Peeling Context from Cause for Multimodal Molecular Property Prediction
Li, Tao, Hou, Kaiyuan, Vinh, Tuan, Yang, Carl, Raj, Monika
–arXiv.org Artificial Intelligence
Deep models are used for molecular property prediction, yet they are often hard to interpret and may rely on spurious context rather than causal structure, which degrades reliability under distribution shift and harms predictive performance. We introduce CLaP, Causal Layerwise Peeling, a framework which separates causal signal from context in a layerwise manner and integrates diverse graph representations of molecules. At each layer, a causal block performs a soft split into causal and trivial branches, fuses causal evidence across modalities, and progressively peels batch-coupled context to concentrate on label-relevant structure, thereby limiting shortcut signals and stabilizing layerwise refinement.

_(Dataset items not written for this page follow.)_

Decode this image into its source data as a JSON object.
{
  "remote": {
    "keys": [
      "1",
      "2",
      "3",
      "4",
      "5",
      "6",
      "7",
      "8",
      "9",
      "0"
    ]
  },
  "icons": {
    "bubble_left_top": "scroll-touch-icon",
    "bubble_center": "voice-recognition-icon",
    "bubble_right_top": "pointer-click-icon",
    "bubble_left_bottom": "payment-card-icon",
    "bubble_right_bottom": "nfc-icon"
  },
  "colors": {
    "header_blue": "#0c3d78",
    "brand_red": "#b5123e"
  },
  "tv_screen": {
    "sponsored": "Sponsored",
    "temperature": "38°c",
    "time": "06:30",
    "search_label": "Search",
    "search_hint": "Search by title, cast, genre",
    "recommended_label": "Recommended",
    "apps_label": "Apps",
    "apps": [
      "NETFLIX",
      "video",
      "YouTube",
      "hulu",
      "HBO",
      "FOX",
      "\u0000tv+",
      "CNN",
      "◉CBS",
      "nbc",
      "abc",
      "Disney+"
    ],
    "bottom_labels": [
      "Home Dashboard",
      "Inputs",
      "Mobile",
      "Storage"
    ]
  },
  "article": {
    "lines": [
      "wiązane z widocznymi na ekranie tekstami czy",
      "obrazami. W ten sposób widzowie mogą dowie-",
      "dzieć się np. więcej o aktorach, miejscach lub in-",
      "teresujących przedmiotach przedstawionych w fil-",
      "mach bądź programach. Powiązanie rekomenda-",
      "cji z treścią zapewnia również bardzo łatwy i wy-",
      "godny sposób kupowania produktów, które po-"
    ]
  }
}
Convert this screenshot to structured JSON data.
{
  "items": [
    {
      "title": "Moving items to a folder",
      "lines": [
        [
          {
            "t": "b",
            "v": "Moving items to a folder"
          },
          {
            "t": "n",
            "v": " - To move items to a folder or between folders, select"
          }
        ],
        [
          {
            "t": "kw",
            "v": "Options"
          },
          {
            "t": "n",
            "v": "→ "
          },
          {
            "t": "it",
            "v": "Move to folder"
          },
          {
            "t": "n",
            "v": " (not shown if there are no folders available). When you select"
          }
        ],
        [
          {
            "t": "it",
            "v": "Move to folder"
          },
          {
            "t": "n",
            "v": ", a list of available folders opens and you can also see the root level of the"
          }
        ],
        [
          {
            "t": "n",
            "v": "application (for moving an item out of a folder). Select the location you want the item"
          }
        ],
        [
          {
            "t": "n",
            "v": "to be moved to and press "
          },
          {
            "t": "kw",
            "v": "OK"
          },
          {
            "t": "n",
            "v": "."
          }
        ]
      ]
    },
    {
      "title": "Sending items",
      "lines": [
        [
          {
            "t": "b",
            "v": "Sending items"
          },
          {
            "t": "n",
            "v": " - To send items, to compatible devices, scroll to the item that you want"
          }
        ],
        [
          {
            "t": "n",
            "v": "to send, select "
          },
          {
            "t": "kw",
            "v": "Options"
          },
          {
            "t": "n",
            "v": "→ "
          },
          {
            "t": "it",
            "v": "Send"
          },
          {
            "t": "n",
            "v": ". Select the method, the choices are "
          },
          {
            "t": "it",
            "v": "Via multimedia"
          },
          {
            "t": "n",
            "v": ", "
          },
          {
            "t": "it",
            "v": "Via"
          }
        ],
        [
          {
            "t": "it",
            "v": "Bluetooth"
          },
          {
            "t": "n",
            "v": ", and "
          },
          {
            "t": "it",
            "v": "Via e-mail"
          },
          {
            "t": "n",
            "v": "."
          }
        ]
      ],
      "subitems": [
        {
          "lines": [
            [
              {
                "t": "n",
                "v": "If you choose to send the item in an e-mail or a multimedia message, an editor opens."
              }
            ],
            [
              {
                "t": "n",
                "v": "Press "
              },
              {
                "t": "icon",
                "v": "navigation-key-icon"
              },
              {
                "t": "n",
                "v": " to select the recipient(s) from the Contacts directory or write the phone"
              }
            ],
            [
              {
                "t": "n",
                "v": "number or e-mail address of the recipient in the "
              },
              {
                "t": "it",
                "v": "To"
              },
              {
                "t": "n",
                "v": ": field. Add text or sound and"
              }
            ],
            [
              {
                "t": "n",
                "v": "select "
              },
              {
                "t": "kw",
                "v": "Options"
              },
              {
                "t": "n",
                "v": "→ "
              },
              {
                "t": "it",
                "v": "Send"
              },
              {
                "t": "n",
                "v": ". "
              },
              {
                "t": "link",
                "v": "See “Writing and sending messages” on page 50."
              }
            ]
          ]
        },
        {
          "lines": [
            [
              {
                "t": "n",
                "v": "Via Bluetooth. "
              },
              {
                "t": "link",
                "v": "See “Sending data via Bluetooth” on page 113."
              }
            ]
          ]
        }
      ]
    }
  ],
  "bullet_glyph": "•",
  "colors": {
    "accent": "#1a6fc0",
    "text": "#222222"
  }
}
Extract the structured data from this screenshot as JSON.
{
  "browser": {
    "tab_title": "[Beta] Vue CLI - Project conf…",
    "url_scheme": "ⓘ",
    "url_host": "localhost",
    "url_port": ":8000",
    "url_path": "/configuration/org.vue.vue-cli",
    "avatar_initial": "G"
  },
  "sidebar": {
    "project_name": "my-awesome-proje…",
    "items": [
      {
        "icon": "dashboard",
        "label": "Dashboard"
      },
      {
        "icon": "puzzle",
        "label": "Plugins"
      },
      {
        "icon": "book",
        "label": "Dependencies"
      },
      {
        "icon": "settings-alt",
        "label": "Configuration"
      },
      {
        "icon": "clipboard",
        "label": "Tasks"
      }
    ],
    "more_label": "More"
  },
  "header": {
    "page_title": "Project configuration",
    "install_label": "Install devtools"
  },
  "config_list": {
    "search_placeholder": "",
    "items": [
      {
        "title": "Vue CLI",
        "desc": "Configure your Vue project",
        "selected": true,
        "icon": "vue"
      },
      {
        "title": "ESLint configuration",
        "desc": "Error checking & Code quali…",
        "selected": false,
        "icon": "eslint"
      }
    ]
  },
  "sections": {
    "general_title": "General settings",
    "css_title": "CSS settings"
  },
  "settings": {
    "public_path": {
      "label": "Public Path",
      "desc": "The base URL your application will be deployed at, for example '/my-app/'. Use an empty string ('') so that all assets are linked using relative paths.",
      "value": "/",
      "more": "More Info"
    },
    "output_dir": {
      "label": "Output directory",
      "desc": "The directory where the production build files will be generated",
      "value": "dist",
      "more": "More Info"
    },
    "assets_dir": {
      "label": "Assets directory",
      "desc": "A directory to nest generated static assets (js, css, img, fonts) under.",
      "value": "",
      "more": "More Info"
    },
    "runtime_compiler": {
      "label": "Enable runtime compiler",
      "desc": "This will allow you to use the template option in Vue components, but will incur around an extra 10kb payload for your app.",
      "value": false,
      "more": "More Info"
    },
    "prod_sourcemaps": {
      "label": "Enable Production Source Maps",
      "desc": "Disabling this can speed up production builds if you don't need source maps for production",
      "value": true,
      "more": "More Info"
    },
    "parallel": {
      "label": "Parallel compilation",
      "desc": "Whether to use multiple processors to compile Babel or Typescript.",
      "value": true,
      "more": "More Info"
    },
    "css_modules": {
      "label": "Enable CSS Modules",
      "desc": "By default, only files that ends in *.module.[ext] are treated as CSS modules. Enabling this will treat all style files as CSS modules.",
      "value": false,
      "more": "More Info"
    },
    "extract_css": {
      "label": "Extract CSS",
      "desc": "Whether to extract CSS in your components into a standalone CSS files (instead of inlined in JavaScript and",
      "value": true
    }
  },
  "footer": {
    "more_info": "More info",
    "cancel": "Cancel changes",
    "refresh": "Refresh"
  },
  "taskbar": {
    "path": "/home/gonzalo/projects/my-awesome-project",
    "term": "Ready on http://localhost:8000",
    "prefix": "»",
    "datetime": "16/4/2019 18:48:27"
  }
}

We also obtain atom-level causal saliency maps that highlight substructures responsible for a prediction, providing actionable guidance for targeted molecular edits. Case studies confirm the accuracy of these maps and their alignment with chemical intuition. By peeling context from cause at every layer, the model delivers predictors that are accurate and interpretable for molecular design. Designing molecules with desired properties is a central goal in drug discovery and materials design (Sanchez-Lengeling & Aspuru-Guzik, 2018). Graph-based deep learning is effective for property prediction (Wu et al., 2018; Hinton et al., 2006; Bengio & LeCun, 2007; Goodfellow et al., 2016). However, models often exploit spurious correlations tied to datasets or batches (Geirhos et al., 2020), which hurts reliability under distribution shift.